President Obama ought to have looked his countrymen in the television eye and said, "This war is being fought on a lie. The lie is the proposition we can remake Afghanistan into a happy little democracy filled with people who love America and will not tolerate the presence of anyone who might wish to harm America.  Clearly, even if we could do that in Afghanistan,  we cannot do that also in Pakistan and Iraq, as our finding Osma Bin Laden has revealed. Now, we are out."


My father clung to the notion LBJ was, overall, a good President. He passed Medicare, the Civil Rights Act, the Voting Rights Act.. He launched a war on poverty and he did a slew of good things. But, for my money, all that was crushed by Viet Nam.  LBJ kept voicing the lie that we had to win there, when Walter Cronkite and the CBS news made it patently clearly every night we could not  win in Viet Nam; we could not win the hearts and minds of the Vietnamese. Nor did we have to. We could just walk away. Which, ultimately, we did.
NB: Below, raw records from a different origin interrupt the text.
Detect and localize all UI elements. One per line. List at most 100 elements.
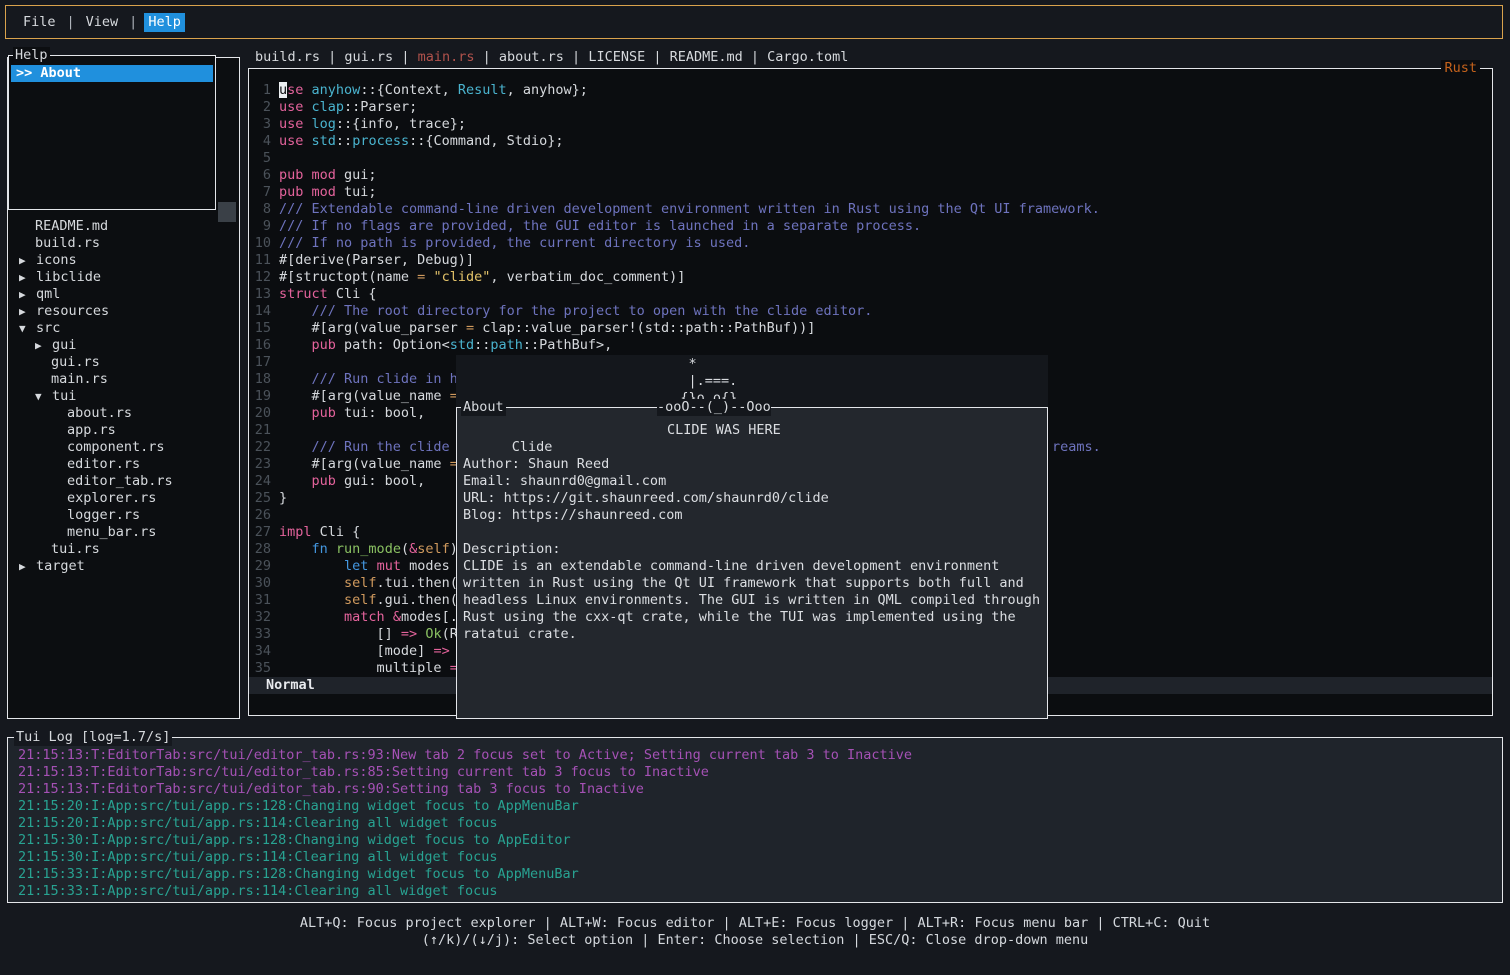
explorer-item-label: build.rs <box>35 235 100 251</box>
code-line-text: pub path: Option<std::path::PathBuf>, <box>279 337 612 353</box>
code-line-text: let mut modes <box>279 558 450 574</box>
menu-separator: | <box>67 14 75 31</box>
dropdown-scrollbar-thumb[interactable] <box>218 202 236 222</box>
code-line: 14 /// The root directory for the projec… <box>253 303 1490 320</box>
log-entry: 21:15:13:T:EditorTab:src/tui/editor_tab.… <box>18 764 1498 781</box>
tab-readme.md[interactable]: README.md <box>670 49 743 65</box>
line-number: 35 <box>253 660 271 675</box>
explorer-item-app-rs[interactable]: app.rs <box>8 422 237 439</box>
line-number: 2 <box>253 99 271 116</box>
menu-separator: | <box>129 14 137 31</box>
code-line: 16 pub path: Option<std::path::PathBuf>, <box>253 337 1490 354</box>
code-line: 10/// If no path is provided, the curren… <box>253 235 1490 252</box>
editor-mode-label: Normal <box>249 677 315 693</box>
code-line-text: [mode] => <box>279 643 450 659</box>
tab-build.rs[interactable]: build.rs <box>255 49 320 65</box>
explorer-item-component-rs[interactable]: component.rs <box>8 439 237 456</box>
menu-item-help[interactable]: Help <box>144 13 185 32</box>
explorer-item-target[interactable]: ▶target <box>8 558 237 575</box>
code-line-text: use log::{info, trace}; <box>279 116 466 132</box>
folder-collapsed-icon: ▶ <box>35 337 52 354</box>
about-popup: * |.===. {}o o{} About -ooO--(_)--Ooo Cl… <box>456 355 1048 719</box>
folder-collapsed-icon: ▶ <box>19 252 36 269</box>
line-number: 23 <box>253 456 271 473</box>
code-line-text: pub gui: bool, <box>279 473 425 489</box>
tab-cargo.toml[interactable]: Cargo.toml <box>767 49 848 65</box>
explorer-item-gui-rs[interactable]: gui.rs <box>8 354 237 371</box>
explorer-item-label: about.rs <box>67 405 132 421</box>
code-line-text: #[structopt(name = "clide", verbatim_doc… <box>279 269 685 285</box>
explorer-item-explorer-rs[interactable]: explorer.rs <box>8 490 237 507</box>
explorer-item-label: qml <box>36 286 60 302</box>
help-dropdown: Help >> About <box>8 55 216 210</box>
tab-main.rs[interactable]: main.rs <box>418 49 475 65</box>
folder-expanded-icon: ▼ <box>35 388 52 405</box>
line-number: 31 <box>253 592 271 609</box>
code-line: 9/// If no flags are provided, the GUI e… <box>253 218 1490 235</box>
explorer-item-label: src <box>36 320 60 336</box>
code-line-text: /// Extendable command-line driven devel… <box>279 201 1100 217</box>
tab-license[interactable]: LICENSE <box>588 49 645 65</box>
explorer-item-label: editor.rs <box>67 456 140 472</box>
folder-collapsed-icon: ▶ <box>19 558 36 575</box>
explorer-item-logger-rs[interactable]: logger.rs <box>8 507 237 524</box>
explorer-item-tui-rs[interactable]: tui.rs <box>8 541 237 558</box>
explorer-item-label: editor_tab.rs <box>67 473 173 489</box>
explorer-item-about-rs[interactable]: about.rs <box>8 405 237 422</box>
line-number: 15 <box>253 320 271 337</box>
explorer-item-editor-rs[interactable]: editor.rs <box>8 456 237 473</box>
menu-item-file[interactable]: File <box>19 13 60 32</box>
code-line-text: #[derive(Parser, Debug)] <box>279 252 474 268</box>
explorer-item-label: menu_bar.rs <box>67 524 156 540</box>
tui-log-panel: Tui Log [log=1.7/s] 21:15:13:T:EditorTab… <box>7 737 1503 903</box>
explorer-item-readme-md[interactable]: README.md <box>8 218 237 235</box>
line-number: 11 <box>253 252 271 269</box>
tab-separator: | <box>564 49 588 65</box>
line-number: 22 <box>253 439 271 456</box>
log-entry: 21:15:13:T:EditorTab:src/tui/editor_tab.… <box>18 781 1498 798</box>
folder-collapsed-icon: ▶ <box>19 286 36 303</box>
tab-separator: | <box>320 49 344 65</box>
menu-item-view[interactable]: View <box>82 13 123 32</box>
explorer-item-libclide[interactable]: ▶libclide <box>8 269 237 286</box>
tab-gui.rs[interactable]: gui.rs <box>344 49 393 65</box>
code-line: 15 #[arg(value_parser = clap::value_pars… <box>253 320 1490 337</box>
explorer-item-build-rs[interactable]: build.rs <box>8 235 237 252</box>
code-line-text: pub mod tui; <box>279 184 377 200</box>
line-number: 20 <box>253 405 271 422</box>
line-number: 21 <box>253 422 271 439</box>
code-line-text: /// Run the clide <box>279 439 458 455</box>
keybind-help-bar: ALT+Q: Focus project explorer | ALT+W: F… <box>0 915 1510 949</box>
line-number: 18 <box>253 371 271 388</box>
tab-about.rs[interactable]: about.rs <box>499 49 564 65</box>
explorer-item-menu_bar-rs[interactable]: menu_bar.rs <box>8 524 237 541</box>
about-popup-title: About <box>461 399 506 416</box>
line-number: 34 <box>253 643 271 660</box>
code-line-text: /// If no flags are provided, the GUI ed… <box>279 218 921 234</box>
editor-tabs: build.rs | gui.rs | main.rs | about.rs |… <box>255 49 848 66</box>
explorer-item-resources[interactable]: ▶resources <box>8 303 237 320</box>
code-line-text: pub tui: bool, <box>279 405 425 421</box>
explorer-item-label: gui <box>52 337 76 353</box>
code-line-text: multiple = <box>279 660 458 675</box>
explorer-item-editor_tab-rs[interactable]: editor_tab.rs <box>8 473 237 490</box>
code-line-text: [] => Ok(R <box>279 626 458 642</box>
code-line-text: use anyhow::{Context, Result, anyhow}; <box>279 82 588 98</box>
explorer-item-icons[interactable]: ▶icons <box>8 252 237 269</box>
explorer-item-label: gui.rs <box>51 354 100 370</box>
explorer-item-label: libclide <box>36 269 101 285</box>
explorer-item-src[interactable]: ▼src <box>8 320 237 337</box>
tui-log-title: Tui Log [log=1.7/s] <box>14 729 172 746</box>
help-dropdown-item-about[interactable]: >> About <box>11 65 213 82</box>
explorer-item-gui[interactable]: ▶gui <box>8 337 237 354</box>
tab-separator: | <box>743 49 767 65</box>
line-number: 1 <box>253 82 271 99</box>
explorer-item-main-rs[interactable]: main.rs <box>8 371 237 388</box>
explorer-item-qml[interactable]: ▶qml <box>8 286 237 303</box>
line-number: 5 <box>253 150 271 167</box>
ascii-art-caption: CLIDE WAS HERE <box>667 422 781 439</box>
explorer-item-label: main.rs <box>51 371 108 387</box>
menu-bar: File | View | Help <box>5 5 1503 39</box>
explorer-item-tui[interactable]: ▼tui <box>8 388 237 405</box>
explorer-item-label: README.md <box>35 218 108 234</box>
Now we trade with them.


So for me, even if President Obama manages to save the economy, if he does not get us out of Afghanistan and quickly, it's hard to work up much enthusiasm for his candidacy.


The only thing which could do that, of course, would be a Newt, a Sarah, a Michele or even maybe a MItt, as the alternative. 

The problem is, when you look at the Republicans, their Tea Party faction, their candidates, every last one of them, and worst of all, the yowling snipes who are their faithful--Limbaugh, Hannity, Beck--it's enough to turn your stomach. 


What is that called?  A Hobbsian  choice?